Ortada bir tek parti iktidarı var...
Zarar görenin hakları konusunda hiçbir şey yapmadı. Yargıyı hızlandıracak hiçbir önlem almadı.
Sanık ve suçlu haklarını AB’nin emirleri doğrultusunda fazlasıyla yerine getirdi de, haksızlığa uğrayanların, perişan edilenlerin haklarını bir gün olsun düşünmedi.
Bir genç kıza tecavüz edip hayatını karartan kişilerin hakları, tecavüze uğrayandan çok daha fazla. Gaspçının, kapkaççının, hırsızın hakları da zarar görenden çok daha fazla.
Adalet her gün onulmaz yaralar alıyor. Toplumda güvensizlik her geçen gün artıyor ve bizi yönetenler bu ciddi durumu ne acıdır ki hiç umursamıyor.

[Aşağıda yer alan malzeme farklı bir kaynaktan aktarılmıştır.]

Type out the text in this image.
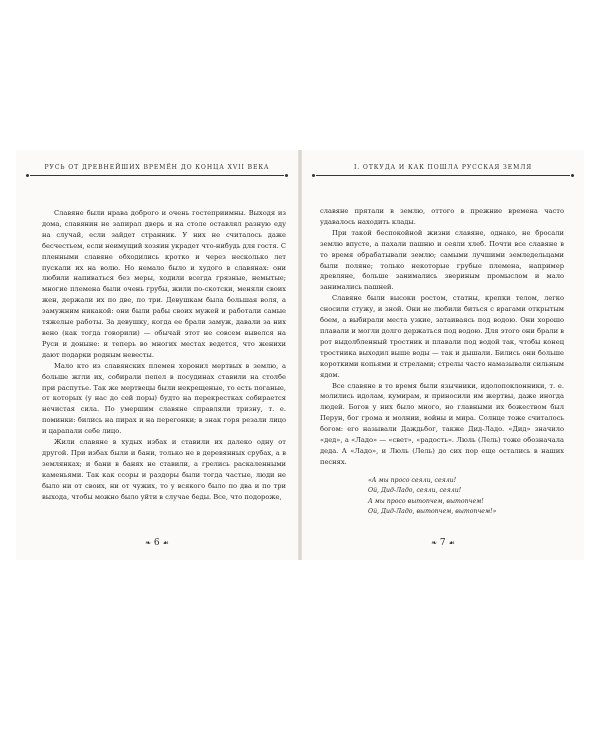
РУСЬ ОТ ДРЕВНЕЙШИХ ВРЕМЁН ДО КОНЦА XVII ВЕКА

Славяне были нрава доброго и очень гостеприимны. Выходя из дома, славянин не запирал дверь и на столе оставлял разную еду на случай, если зайдет странник. У них не считалось даже бесчестьем, если неимущий хозяин украдет что-нибудь для гостя. С пленными славяне обходились кротко и через несколько лет пускали их на волю. Но немало было и худого в славянах: они любили напиваться без меры, ходили всегда грязные, немытые; многие племена были очень грубы, жили по-скотски, меняли своих жен, держали их по две, по три. Девушкам была большая воля, а замужним никакой: они были рабы своих мужей и работали самые тяжелые работы. За девушку, когда ее брали замуж, давали за них вено (как тогда говорили) — обычай этот не совсем вывелся на Руси и доныне: и теперь во многих местах ведется, что женихи дают подарки родным невесты.

Мало кто из славянских племен хоронил мертвых в землю, а больше жгли их, собирали пепел в посудинах ставили на столбе при распутье. Так же мертвецы были некрещеные, то есть поганые, от которых (у нас до сей поры) будто на перекрестках собирается нечистая сила. По умершим славяне справляли тризну, т. е. поминки: бились на пирах и на перегонки; в знак горя резали лицо и царапали себе лицо.

Жили славяне в худых избах и ставили их далеко одну от другой. При избах были и бани, только не в деревянных срубах, а в землянках; и бани в банях не ставили, а грелись раскаленными каменьями. Так как ссоры и раздоры были тогда частые, люди не было ни от своих, ни от чужих, то у всякого было по два и по три выхода, чтобы можно было уйти в случае беды. Все, что подороже,

❧ 6 ☙
I. ОТКУДА И КАК ПОШЛА РУССКАЯ ЗЕМЛЯ

славяне прятали в землю, оттого в прежние времена часто удавалось находить клады.

При такой беспокойной жизни славяне, однако, не бросали землю впусте, а пахали пашню и сеяли хлеб. Почти все славяне в то время обрабатывали землю; самыми лучшими земледельцами были поляне; только некоторые грубые племена, например древляне, больше занимались звериным промыслом и мало занимались пашней.

Славяне были высоки ростом, статны, крепки телом, легко сносили стужу, и зной. Они не любили биться с врагами открытым боем, а выбирали места узкие, затаиваясь под водою. Они хорошо плавали и могли долго держаться под водою. Для этого они брали в рот выдолбленный тростник и плавали под водой так, чтобы конец тростника выходил выше воды — так и дышали. Бились они больше короткими копьями и стрелами; стрелы часто намазывали сильным ядом.

Все славяне в то время были язычники, идолопоклонники, т. е. молились идолам, кумирам, и приносили им жертвы, даже иногда людей. Богов у них было много, но главными их божеством был Перун, бог грома и молнии, войны и мира. Солнце тоже считалось богом: его называли Даждьбог, также Дид-Ладо. «Дид» значило «дед», а «Ладо» — «свет», «радость». Люль (Лель) тоже обозначала деда. А «Ладо», и Люль (Лель) до сих пор еще остались в наших песнях.

«А мы просо сеяли, сеяли!
Ой, Дид-Ладо, сеяли, сеяли!
А мы просо вытопчем, вытопчем!
Ой, Дид-Ладо, вытопчем, вытопчем!»
❧ 7 ☙
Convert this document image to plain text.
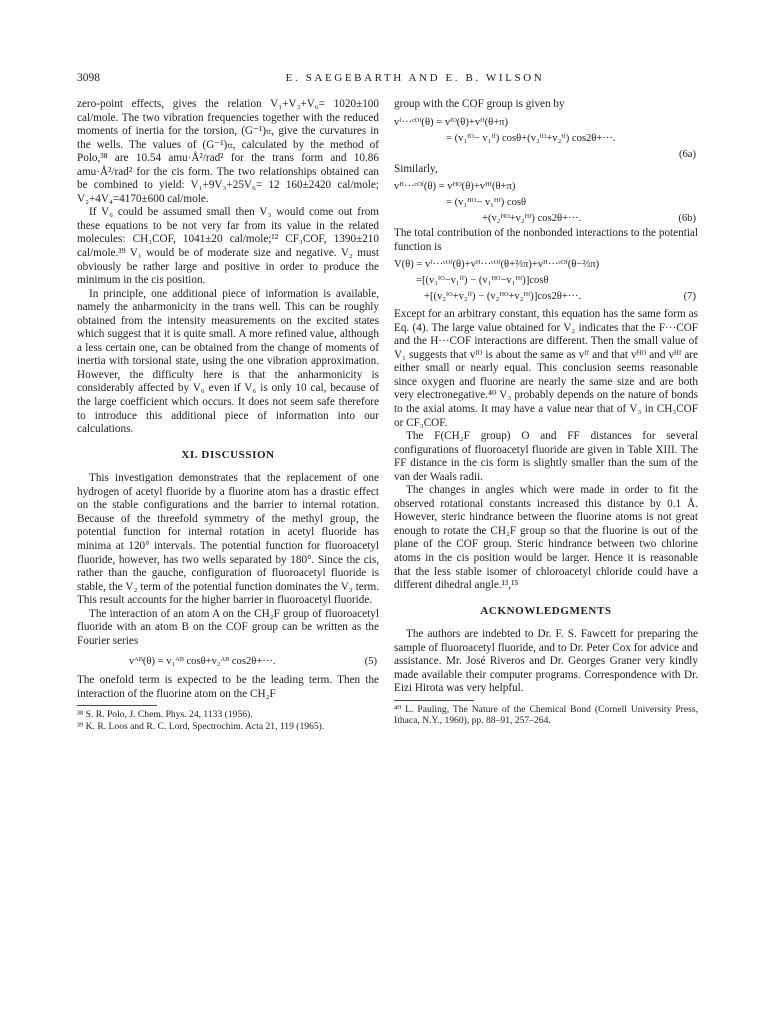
3098	E. SAEGEBARTH AND E. B. WILSON

zero-point effects, gives the relation V₁+V₃+V₆= 1020±100 cal/mole. The two vibration frequencies together with the reduced moments of inertia for the torsion, (G⁻¹)ₜₜ, give the curvatures in the wells. The values of (G⁻¹)ₜₜ, calculated by the method of Polo,³⁸ are 10.54 amu·Å²/rad² for the trans form and 10.86 amu·Å²/rad² for the cis form. The two relationships obtained can be combined to yield: V₁+9V₃+25V₆= 12 160±2420 cal/mole; V₂+4V₄=4170±600 cal/mole.

If V₆ could be assumed small then V₃ would come out from these equations to be not very far from its value in the related molecules: CH₃COF, 1041±20 cal/mole;¹² CF₃COF, 1390±210 cal/mole.³⁹ V₁ would be of moderate size and negative. V₂ must obviously be rather large and positive in order to produce the minimum in the cis position.

In principle, one additional piece of information is available, namely the anharmonicity in the trans well. This can be roughly obtained from the intensity measurements on the excited states which suggest that it is quite small. A more refined value, although a less certain one, can be obtained from the change of moments of inertia with torsional state, using the one vibration approximation. However, the difficulty here is that the anharmonicity is considerably affected by V₆ even if V₆ is only 10 cal, because of the large coefficient which occurs. It does not seem safe therefore to introduce this additional piece of information into our calculations.

XI. DISCUSSION

This investigation demonstrates that the replacement of one hydrogen of acetyl fluoride by a fluorine atom has a drastic effect on the stable configurations and the barrier to internal rotation. Because of the threefold symmetry of the methyl group, the potential function for internal rotation in acetyl fluoride has minima at 120° intervals. The potential function for fluoroacetyl fluoride, however, has two wells separated by 180°. Since the cis, rather than the gauche, configuration of fluoroacetyl fluoride is stable, the V₂ term of the potential function dominates the V₃ term. This result accounts for the higher barrier in fluoroacetyl fluoride.

The interaction of an atom A on the CH₂F group of fluoroacetyl fluoride with an atom B on the COF group can be written as the Fourier series

vᴬᴮ(θ) = v₁ᴬᴮ cosθ+v₂ᴬᴮ cos2θ+···.	(5)

The onefold term is expected to be the leading term. Then the interaction of the fluorine atom on the CH₂F

³⁸ S. R. Polo, J. Chem. Phys. 24, 1133 (1956).

³⁹ K. R. Loos and R. C. Lord, Spectrochim. Acta 21, 119 (1965).

group with the COF group is given by

vᶠ···ᶜᴼᶠ(θ) = vᶠᴼ(θ)+vᶠᶠ(θ+π)
= (v₁ᶠᴼ− v₁ᶠᶠ) cosθ+(v₂ᶠᴼ+v₂ᶠᶠ) cos2θ+···.
(6a)

Similarly,

vᴴ···ᶜᴼᶠ(θ) = vᴴᴼ(θ)+vᴴᶠ(θ+π)
= (v₁ᴴᴼ− v₁ᴴᶠ) cosθ
+(v₂ᴴᴼ+v₂ᴴᶠ) cos2θ+···.	(6b)

The total contribution of the nonbonded interactions to the potential function is

V(θ) = vᶠ···ᶜᴼᶠ(θ)+vᴴ···ᶜᴼᶠ(θ+⅔π)+vᴴ···ᶜᴼᶠ(θ−⅔π)
=[(v₁ᶠᴼ−v₁ᶠᶠ) − (v₁ᴴᴼ−v₁ᴴᶠ)]cosθ
+[(v₂ᶠᴼ+v₂ᶠᶠ) − (v₂ᴴᴼ+v₂ᴴᶠ)]cos2θ+···.	(7)

Except for an arbitrary constant, this equation has the same form as Eq. (4). The large value obtained for V₂ indicates that the F···COF and the H···COF interactions are different. Then the small value of V₁ suggests that vᶠᴼ is about the same as vᶠᶠ and that vᴴᴼ and vᴴᶠ are either small or nearly equal. This conclusion seems reasonable since oxygen and fluorine are nearly the same size and are both very electronegative.⁴⁰ V₃ probably depends on the nature of bonds to the axial atoms. It may have a value near that of V₃ in CH₃COF or CF₃COF.

The F(CH₂F group) O and FF distances for several configurations of fluoroacetyl fluoride are given in Table XIII. The FF distance in the cis form is slightly smaller than the sum of the van der Waals radii.

The changes in angles which were made in order to fit the observed rotational constants increased this distance by 0.1 Å. However, steric hindrance between the fluorine atoms is not great enough to rotate the CH₂F group so that the fluorine is out of the plane of the COF group. Steric hindrance between two chlorine atoms in the cis position would be larger. Hence it is reasonable that the less stable isomer of chloroacetyl chloride could have a different dihedral angle.¹³,¹⁵

ACKNOWLEDGMENTS

The authors are indebted to Dr. F. S. Fawcett for preparing the sample of fluoroacetyl fluoride, and to Dr. Peter Cox for advice and assistance. Mr. José Riveros and Dr. Georges Graner very kindly made available their computer programs. Correspondence with Dr. Eizi Hirota was very helpful.

⁴⁰ L. Pauling, The Nature of the Chemical Bond (Cornell University Press, Ithaca, N.Y., 1960), pp. 88–91, 257–264.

Sonucu her gün gazetelerde, ekranlarda ve en önemlisi kendi vicdanlarımızda yaşıyoruz.
FENERBAHÇE ÇELENKLERİ
Sevgili arkadaşımız Kemal Saydamer’i -Bıldırcın Kemal’i- toprağa verdik. Anormal, hastalık düzeyinde bir Fenerbahçeli idi. Dünkü yazımda şöyle demiştim:
"Kemal’in cenazesi bugün Kocatepe’den kalkacak. Fenerbahçe Kulübü bir çelenk gönderirse onun ruhunu sevindirir."
Dün sabah Fenerbahçe Kulübü üyesi arkadaşım Uğur Bozyiğit aradı ve çelenk göndereceklerini söyledi. Camide Fenerbahçe tarafından gönderilen ve sarı lacivert renkli çiçeklerden oluşan üç görkemli çelenk vardı.
Aziz Yıldırım... Fenerbahçe Kulübü... Ve Ankara Fenerbahçeliler Derneği.
Tabutun üzerine bir Fenerbahçe forması serilmişti.
Cenazeye katılan hemen herkes yanıma gelip "Abi sadece Fenerbahçe değil, Büyükanıt Paşa da çelenk göndermiş" diyordu.
Benim jeton bir türlü düşmüyordu!
En sonunda birileri dedi ki, "Büyükanıt Paşa da sıkı bir Fenerbahçelidir. Herhalde senin yazıyı okuyunca göndermiştir".
Sevgili Bıldırcın Kemal’i böylesine güzel uğurladık...
Sarı lacivert renkli kocaman çelenklerle, áşık olduğu Fenerbahçe’nin formasıyla... Sanırım ruhu sevinmiştir.